Some feeling for the immensity of the change OTA foresees is gained when one realizes that the US is already an information-based society. As OTA points out, the information sector of the economy now accounts for over half of the US work force. This sector includes all who generate, manage, and sell information, including accounting and inventory data, plus manufacturers of typewriters, word processors, communications satellites, and other information-handling hardware.

In other words, information is as vital to the functioning of the US economy and society as is energy, if not more so. Now the scope, ease, and means of generating and using information are rapidly being transformed.

OTA foresees this affecting many major areas of law and governmental regulation with which Congress and citizens generally will have to deal in this decade. They include protection of basic rights of privacy, freedom of information, freedom of speech, and constitutional guarantees against unreasonable search and seizure, which become all too easy when computers do the searching and seizing of one's supposedly personal computerized information. New questions of freedom of the press are raised when newspapers become electronic data-bases, as some already are doing - a medium that may come under regulation by such agencies as the FCC. Copyrights are easily infringed in such data-bases, too.

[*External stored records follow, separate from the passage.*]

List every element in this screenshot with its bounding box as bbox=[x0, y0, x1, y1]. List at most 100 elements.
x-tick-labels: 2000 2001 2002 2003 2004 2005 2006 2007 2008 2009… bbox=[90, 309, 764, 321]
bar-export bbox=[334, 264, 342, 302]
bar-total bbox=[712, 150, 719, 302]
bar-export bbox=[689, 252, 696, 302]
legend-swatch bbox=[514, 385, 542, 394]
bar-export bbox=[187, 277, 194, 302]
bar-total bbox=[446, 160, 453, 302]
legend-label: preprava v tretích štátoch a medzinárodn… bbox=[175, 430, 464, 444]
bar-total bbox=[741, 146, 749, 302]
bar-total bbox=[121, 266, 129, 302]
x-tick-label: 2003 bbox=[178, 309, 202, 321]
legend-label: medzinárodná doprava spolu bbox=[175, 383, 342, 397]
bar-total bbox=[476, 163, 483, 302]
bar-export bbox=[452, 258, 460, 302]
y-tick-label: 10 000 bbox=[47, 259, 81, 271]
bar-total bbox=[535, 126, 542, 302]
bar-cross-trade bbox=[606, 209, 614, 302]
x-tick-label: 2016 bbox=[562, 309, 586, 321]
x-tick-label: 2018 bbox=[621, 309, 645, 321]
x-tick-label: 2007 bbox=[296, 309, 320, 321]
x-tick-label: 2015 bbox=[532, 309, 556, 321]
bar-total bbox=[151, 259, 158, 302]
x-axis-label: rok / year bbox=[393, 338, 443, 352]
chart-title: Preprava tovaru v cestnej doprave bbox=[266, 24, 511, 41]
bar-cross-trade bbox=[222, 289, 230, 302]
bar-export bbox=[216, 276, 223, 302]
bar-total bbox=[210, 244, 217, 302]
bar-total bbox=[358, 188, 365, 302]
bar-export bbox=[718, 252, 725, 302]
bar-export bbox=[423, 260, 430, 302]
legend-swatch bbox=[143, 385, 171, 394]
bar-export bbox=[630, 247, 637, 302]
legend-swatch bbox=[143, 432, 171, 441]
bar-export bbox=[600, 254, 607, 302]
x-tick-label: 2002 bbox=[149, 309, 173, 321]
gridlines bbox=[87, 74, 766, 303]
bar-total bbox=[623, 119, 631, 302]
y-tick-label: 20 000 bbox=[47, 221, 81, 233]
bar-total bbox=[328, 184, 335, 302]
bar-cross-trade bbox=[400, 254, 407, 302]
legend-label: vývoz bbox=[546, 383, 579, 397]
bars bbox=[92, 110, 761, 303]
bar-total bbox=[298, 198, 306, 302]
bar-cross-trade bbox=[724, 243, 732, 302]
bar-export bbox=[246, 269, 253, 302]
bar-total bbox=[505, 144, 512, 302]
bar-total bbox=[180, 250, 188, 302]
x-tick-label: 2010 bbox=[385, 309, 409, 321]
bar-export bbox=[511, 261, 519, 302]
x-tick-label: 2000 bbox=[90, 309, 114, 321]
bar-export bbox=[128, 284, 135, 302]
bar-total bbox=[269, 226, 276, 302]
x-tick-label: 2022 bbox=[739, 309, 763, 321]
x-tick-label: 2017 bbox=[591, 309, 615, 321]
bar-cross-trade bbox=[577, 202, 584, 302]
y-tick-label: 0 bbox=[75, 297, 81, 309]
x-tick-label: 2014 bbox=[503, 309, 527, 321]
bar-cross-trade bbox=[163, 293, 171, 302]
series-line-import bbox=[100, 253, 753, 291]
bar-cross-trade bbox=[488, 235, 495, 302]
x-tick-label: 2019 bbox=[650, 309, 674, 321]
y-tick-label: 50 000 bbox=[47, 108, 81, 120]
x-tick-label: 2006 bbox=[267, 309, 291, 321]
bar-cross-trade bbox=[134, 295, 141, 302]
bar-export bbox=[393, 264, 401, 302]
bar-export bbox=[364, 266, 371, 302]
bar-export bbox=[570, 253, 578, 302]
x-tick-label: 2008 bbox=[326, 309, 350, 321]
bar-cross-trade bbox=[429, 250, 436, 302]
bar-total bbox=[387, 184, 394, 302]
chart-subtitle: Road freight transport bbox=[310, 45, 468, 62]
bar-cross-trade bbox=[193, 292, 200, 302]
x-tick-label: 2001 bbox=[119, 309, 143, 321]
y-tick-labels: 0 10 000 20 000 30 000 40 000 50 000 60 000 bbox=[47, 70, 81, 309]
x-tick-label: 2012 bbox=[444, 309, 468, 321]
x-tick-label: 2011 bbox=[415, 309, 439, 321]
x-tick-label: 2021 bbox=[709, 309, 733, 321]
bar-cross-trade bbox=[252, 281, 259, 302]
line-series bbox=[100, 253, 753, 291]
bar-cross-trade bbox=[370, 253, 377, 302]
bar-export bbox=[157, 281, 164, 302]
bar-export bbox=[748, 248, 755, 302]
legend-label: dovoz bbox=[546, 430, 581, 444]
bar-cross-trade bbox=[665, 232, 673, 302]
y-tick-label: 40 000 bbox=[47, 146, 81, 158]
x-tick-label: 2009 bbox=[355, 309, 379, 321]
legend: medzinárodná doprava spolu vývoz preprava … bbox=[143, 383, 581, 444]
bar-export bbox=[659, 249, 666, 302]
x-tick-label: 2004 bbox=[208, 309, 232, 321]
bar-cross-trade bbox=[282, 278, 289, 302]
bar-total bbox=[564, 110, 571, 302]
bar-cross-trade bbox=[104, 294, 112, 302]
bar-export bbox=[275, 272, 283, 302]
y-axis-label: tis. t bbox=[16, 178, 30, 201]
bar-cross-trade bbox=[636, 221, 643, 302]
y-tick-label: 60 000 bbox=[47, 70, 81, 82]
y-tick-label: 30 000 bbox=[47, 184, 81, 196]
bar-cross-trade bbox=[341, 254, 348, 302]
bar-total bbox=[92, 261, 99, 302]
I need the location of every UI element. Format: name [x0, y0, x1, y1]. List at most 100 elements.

To what extent will electronic mail be merely another form of letter mail, and hence within Post Office purview, and to what extent will it be a new entity rightly developed by private enterprise? Such issues, already beginning to be hotly debated and legally contested, will demand a new legal framework for their resolution, OTA says. At the same time, it warns, care must be taken not to stifle the creation of new forms of communication and information use by premature, dull-minded regulation.

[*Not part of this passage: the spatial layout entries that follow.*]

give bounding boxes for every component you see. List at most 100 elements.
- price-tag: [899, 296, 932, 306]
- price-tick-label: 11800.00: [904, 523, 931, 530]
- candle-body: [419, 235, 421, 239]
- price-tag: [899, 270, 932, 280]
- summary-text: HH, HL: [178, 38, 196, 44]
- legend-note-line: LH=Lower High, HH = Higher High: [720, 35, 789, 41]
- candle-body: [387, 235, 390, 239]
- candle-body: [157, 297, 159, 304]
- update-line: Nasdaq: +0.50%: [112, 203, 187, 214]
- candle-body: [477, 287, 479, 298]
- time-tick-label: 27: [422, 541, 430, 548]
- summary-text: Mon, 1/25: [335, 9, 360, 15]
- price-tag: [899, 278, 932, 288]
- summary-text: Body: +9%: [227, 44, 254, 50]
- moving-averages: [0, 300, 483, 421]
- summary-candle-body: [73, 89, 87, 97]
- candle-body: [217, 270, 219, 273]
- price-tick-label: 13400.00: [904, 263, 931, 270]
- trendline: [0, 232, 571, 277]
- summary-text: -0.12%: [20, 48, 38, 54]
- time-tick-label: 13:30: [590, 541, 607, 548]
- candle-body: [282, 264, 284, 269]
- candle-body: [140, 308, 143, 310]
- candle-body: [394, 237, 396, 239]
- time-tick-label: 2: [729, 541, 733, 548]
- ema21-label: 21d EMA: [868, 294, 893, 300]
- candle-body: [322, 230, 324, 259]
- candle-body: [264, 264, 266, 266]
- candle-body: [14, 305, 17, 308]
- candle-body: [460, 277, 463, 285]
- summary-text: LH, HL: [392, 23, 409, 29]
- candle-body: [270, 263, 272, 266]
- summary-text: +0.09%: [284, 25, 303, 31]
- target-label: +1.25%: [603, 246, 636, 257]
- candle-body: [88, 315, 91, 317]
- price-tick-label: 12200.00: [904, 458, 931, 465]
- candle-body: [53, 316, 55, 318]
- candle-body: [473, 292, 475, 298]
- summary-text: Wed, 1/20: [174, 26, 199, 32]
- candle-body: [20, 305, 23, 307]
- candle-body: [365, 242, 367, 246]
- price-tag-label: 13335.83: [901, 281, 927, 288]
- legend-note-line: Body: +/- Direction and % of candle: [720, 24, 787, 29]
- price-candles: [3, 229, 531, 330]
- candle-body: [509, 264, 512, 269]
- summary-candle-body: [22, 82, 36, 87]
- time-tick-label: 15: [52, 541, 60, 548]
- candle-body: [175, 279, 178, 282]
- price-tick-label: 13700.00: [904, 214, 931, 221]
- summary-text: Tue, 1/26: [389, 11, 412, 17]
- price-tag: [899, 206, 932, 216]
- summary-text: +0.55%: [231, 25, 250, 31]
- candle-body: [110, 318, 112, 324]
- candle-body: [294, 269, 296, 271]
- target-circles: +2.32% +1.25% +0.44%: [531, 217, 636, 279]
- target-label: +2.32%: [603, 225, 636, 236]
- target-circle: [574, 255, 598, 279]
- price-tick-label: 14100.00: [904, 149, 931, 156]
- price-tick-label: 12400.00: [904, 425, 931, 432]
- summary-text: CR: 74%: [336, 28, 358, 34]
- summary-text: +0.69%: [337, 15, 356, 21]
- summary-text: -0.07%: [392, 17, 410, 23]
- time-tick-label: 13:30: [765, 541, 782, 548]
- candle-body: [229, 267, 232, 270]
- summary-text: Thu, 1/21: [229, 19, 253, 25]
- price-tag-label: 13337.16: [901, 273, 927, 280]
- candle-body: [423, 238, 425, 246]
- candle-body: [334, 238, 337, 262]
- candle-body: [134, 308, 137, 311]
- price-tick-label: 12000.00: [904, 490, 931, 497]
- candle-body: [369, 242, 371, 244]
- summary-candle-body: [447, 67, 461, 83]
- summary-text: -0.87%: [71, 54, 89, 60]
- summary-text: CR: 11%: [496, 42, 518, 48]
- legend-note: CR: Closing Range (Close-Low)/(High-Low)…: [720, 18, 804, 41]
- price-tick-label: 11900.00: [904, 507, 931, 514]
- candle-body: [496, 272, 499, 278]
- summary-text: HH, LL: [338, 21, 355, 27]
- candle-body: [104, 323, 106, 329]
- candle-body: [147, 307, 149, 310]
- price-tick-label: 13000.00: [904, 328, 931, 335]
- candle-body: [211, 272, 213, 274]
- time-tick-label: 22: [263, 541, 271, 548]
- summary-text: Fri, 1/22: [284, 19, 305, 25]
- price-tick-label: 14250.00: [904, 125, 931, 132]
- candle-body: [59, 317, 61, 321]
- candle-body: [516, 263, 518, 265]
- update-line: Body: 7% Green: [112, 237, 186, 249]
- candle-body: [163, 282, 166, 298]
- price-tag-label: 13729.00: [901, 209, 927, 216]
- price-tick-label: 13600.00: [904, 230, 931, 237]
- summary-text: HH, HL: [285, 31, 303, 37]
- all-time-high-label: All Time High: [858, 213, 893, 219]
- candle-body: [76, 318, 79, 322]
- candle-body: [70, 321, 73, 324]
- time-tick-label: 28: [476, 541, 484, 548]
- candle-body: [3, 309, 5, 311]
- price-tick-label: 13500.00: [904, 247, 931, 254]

And, as a new concern for a society already troubled by inequities among its citizens, there is the prospect of what OTA calls the ''information gap.'' It warns of ''the possibility that some individuals or groups would be denied access to information services vital to their survival in an information society because of technological illiteracy, lack of economic resources, or other reasons.''

As these issues become more concrete and insistent over the next five to 10 years, OTA notes, both Congress and citizens generally should realize that US society faces rapid, revolutionary change. A great deal of vision, inventiveness , and adaptation to a new way of life will be needed to make the transition at all smoothly.